Sun Shiquan, Hood Michelle, Scott Laura, Peng Qinke, Mukherjee Sayan, Tung Jenny, Zhou Xiang
Systems Engineering Institute, Xi'an Jiaotong University, Xi'an, Shaanxi 710049, P.R. China.
Department of Biostatistics, University of Michigan, Ann Arbor, MI 48109, USA.
Nucleic Acids Res. 2017 Jun 20;45(11):e106. doi: 10.1093/nar/gkx204.

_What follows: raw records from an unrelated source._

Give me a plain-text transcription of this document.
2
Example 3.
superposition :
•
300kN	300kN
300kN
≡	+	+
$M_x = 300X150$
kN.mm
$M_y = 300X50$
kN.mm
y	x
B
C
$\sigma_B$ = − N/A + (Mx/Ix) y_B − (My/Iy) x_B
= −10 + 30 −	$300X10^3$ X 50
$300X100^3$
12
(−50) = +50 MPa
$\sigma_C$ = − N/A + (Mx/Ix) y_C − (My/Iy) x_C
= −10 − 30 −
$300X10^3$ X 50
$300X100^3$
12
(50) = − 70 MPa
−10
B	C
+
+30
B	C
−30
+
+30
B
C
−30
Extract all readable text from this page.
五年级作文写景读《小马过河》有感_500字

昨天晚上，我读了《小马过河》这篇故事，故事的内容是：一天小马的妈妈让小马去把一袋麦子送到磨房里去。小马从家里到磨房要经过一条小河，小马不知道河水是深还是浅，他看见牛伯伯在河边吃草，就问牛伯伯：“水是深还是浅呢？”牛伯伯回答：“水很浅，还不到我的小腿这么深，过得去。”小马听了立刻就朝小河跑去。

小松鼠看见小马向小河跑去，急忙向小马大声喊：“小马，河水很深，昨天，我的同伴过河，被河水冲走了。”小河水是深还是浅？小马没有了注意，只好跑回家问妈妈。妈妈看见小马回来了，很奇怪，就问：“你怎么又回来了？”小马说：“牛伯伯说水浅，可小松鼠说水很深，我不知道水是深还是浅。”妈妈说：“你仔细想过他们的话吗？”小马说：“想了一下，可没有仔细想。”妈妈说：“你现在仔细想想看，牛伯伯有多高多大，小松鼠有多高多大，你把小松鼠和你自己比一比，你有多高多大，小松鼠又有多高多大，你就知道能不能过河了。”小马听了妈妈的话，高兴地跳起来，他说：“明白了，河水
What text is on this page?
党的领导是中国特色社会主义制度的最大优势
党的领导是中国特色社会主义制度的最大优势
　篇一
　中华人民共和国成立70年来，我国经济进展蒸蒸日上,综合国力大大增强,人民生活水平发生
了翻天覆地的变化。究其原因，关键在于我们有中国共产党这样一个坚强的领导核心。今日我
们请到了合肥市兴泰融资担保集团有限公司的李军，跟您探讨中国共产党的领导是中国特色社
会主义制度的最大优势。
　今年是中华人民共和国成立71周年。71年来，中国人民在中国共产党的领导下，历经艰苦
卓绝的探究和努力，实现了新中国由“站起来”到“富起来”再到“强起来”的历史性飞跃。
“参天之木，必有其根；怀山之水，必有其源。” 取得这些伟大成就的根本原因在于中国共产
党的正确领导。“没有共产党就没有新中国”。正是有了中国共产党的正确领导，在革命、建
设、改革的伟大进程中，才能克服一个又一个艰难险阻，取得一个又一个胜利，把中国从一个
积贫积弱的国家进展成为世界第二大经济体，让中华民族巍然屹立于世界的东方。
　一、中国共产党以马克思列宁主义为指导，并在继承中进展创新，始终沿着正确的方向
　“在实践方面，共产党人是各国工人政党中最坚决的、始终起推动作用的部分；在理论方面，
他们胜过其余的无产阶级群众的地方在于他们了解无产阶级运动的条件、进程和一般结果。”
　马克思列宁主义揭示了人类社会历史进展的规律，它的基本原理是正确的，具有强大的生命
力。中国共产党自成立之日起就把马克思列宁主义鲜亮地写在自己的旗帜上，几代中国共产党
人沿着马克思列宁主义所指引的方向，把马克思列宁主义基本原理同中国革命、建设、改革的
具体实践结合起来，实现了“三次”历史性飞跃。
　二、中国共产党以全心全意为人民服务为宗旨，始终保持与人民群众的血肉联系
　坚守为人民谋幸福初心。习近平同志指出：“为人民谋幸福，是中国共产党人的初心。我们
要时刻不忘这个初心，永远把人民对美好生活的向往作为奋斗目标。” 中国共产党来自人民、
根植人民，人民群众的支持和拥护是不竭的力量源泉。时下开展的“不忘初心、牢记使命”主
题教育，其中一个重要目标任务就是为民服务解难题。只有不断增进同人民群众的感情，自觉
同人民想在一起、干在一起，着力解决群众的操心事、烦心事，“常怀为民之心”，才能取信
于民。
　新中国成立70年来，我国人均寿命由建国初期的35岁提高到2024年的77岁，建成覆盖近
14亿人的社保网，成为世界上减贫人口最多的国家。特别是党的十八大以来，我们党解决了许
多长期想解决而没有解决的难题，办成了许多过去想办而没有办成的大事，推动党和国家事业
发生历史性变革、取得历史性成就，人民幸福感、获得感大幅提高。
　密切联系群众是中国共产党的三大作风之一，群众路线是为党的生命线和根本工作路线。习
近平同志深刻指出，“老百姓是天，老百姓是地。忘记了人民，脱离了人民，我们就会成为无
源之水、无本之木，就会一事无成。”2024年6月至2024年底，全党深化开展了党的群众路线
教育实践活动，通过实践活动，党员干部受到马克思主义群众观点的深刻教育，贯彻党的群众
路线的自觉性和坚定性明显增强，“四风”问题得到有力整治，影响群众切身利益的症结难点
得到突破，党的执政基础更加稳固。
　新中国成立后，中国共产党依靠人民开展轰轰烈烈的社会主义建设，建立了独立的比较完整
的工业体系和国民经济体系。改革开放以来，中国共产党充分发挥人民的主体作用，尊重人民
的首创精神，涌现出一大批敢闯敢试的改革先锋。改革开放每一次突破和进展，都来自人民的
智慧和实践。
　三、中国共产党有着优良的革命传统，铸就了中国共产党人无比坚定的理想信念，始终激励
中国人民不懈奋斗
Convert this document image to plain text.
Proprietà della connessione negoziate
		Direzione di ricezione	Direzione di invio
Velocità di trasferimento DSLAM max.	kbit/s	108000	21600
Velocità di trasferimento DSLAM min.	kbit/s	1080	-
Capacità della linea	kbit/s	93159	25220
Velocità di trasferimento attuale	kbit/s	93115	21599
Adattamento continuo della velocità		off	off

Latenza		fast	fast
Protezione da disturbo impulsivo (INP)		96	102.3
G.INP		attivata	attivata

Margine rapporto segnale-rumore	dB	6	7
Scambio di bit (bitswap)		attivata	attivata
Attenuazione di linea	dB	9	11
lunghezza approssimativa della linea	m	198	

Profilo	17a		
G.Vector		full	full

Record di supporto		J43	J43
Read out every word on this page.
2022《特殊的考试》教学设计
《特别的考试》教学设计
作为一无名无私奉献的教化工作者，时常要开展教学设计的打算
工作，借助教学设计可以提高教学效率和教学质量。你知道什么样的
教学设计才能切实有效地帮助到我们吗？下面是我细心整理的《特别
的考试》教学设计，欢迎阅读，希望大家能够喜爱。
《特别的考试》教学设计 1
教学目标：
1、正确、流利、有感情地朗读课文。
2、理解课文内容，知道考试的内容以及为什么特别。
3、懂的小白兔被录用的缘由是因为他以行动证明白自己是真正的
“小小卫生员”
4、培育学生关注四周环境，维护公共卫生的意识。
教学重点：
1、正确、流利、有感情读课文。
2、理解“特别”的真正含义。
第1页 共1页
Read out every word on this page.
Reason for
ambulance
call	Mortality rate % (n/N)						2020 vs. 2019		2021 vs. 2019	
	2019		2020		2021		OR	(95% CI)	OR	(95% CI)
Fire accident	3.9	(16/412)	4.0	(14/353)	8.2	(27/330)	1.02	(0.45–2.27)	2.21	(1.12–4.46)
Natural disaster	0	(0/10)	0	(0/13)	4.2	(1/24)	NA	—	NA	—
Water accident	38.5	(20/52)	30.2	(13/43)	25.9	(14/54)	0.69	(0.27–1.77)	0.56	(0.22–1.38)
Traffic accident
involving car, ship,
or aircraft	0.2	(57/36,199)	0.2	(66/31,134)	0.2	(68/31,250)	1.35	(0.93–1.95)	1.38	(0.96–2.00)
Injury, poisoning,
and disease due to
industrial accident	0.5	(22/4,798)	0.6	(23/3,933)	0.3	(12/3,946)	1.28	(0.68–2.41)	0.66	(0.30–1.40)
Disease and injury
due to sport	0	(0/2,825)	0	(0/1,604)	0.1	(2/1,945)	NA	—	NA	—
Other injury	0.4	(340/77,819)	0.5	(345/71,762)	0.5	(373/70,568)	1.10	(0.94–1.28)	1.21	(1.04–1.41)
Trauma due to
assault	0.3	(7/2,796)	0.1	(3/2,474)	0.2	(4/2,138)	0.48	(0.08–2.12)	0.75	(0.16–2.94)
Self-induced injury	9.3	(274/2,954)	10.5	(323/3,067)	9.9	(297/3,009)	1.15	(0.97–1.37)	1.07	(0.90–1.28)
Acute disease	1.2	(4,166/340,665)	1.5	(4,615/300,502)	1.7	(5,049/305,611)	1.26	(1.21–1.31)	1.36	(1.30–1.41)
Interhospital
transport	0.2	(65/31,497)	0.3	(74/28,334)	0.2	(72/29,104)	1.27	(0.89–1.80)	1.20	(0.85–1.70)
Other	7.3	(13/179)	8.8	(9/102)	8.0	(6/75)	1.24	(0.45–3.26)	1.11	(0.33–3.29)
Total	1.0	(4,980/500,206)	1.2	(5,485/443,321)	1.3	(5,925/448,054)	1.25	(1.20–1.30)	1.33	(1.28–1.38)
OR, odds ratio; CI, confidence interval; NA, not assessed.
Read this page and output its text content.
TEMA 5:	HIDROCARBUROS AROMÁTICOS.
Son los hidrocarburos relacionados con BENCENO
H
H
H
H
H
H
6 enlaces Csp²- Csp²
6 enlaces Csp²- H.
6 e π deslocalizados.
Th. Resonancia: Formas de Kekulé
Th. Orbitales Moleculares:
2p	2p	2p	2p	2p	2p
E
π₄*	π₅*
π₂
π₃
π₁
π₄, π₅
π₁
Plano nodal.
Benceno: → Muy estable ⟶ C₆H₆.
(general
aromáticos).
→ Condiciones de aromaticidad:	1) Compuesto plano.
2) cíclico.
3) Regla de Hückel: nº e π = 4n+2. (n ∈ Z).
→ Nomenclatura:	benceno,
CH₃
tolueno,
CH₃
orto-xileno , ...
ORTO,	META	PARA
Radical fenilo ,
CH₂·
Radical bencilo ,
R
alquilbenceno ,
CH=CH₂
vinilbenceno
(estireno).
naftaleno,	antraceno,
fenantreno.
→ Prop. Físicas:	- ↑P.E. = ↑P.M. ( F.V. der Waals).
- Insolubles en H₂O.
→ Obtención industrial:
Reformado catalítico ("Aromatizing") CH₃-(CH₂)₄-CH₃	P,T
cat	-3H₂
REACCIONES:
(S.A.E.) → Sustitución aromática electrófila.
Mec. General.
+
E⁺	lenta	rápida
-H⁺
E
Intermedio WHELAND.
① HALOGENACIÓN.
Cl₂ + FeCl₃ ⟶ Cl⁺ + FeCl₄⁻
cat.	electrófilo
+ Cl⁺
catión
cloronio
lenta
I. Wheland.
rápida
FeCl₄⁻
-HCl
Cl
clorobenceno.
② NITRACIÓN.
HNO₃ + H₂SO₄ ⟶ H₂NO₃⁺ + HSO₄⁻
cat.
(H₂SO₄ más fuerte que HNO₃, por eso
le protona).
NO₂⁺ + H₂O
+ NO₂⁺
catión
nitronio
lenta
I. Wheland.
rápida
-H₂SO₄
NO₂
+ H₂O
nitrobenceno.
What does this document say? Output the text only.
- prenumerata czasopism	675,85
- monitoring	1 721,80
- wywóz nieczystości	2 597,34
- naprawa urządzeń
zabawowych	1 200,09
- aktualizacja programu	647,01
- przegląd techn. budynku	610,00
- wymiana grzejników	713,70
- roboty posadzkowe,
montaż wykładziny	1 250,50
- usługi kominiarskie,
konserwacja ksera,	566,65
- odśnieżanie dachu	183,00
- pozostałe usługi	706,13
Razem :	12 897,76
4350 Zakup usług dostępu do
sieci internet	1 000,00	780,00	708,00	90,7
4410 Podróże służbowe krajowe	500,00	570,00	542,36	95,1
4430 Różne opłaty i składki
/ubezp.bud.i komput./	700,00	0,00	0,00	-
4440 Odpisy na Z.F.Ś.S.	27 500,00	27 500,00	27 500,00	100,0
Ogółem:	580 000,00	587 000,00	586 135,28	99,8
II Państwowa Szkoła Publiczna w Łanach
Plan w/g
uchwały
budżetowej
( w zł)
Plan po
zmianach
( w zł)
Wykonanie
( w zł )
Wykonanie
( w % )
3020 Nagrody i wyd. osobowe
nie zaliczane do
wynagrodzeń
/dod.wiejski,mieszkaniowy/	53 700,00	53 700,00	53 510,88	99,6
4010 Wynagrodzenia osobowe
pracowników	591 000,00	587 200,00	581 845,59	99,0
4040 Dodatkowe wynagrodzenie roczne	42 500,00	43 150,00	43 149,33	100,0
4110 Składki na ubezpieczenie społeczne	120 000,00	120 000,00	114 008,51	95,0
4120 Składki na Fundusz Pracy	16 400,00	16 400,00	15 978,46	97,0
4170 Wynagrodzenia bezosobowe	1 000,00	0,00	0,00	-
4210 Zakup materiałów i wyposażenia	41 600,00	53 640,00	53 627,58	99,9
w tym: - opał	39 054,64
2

Identifying differentially expressed (DE) genes from RNA sequencing (RNAseq) studies is among the most common analyses in genomics. However, RNAseq DE analysis presents several statistical and computational challenges, including over-dispersed read counts and, in some settings, sample non-independence. Previous count-based methods rely on simple hierarchical Poisson models (e.g. negative binomial) to model independent over-dispersion, but do not account for sample non-independence due to relatedness, population structure and/or hidden confounders. Here, we present a Poisson mixed model with two random effects terms that account for both independent over-dispersion and sample non-independence. We also develop a scalable sampling-based inference algorithm using a latent variable representation of the Poisson distribution. With simulations, we show that our method properly controls for type I error and is generally more powerful than other widely used approaches, except in small samples (n <15) with other unfavorable properties (e.g. small effect sizes). We also apply our method to three real datasets that contain related individuals, population stratification or hidden confounders. Our results show that our method increases power in all three data compared to other approaches, though the power gain is smallest in the smallest sample (n = 6). Our method is implemented in MACAU, freely available at www.xzlab.org/software.html.
从RNA测序(RNAseq)研究中识别差异表达(DE)基因是基因组学中最常见的分析之一。然而,RNAseq差异表达分析存在一些统计和计算挑战,包括过度分散的读数计数,以及在某些情况下样本的非独立性。以前基于计数的方法依赖于简单的分层泊松模型(如负二项分布)来对独立的过度分散进行建模,但没有考虑由于相关性、群体结构和/或隐藏的混杂因素导致的样本非独立性。在这里,我们提出了一个具有两个随机效应项的泊松混合模型,该模型同时考虑了独立的过度分散和样本非独立性。我们还使用泊松分布的潜在变量表示开发了一种基于采样的可扩展推理算法。通过模拟,我们表明我们的方法能够正确控制I型错误,并且除了在具有其他不利特性(如小效应量)的小样本(n <15)中,通常比其他广泛使用的方法更强大。我们还将我们的方法应用于三个包含相关个体、群体分层或隐藏混杂因素的真实数据集。我们的结果表明,与其他方法相比,我们的方法在所有三个数据集中都提高了检验效能,尽管在最小的样本(n = 6)中效能增益最小。我们的方法在MACAU中实现,可在www.xzlab.org/software.html上免费获取。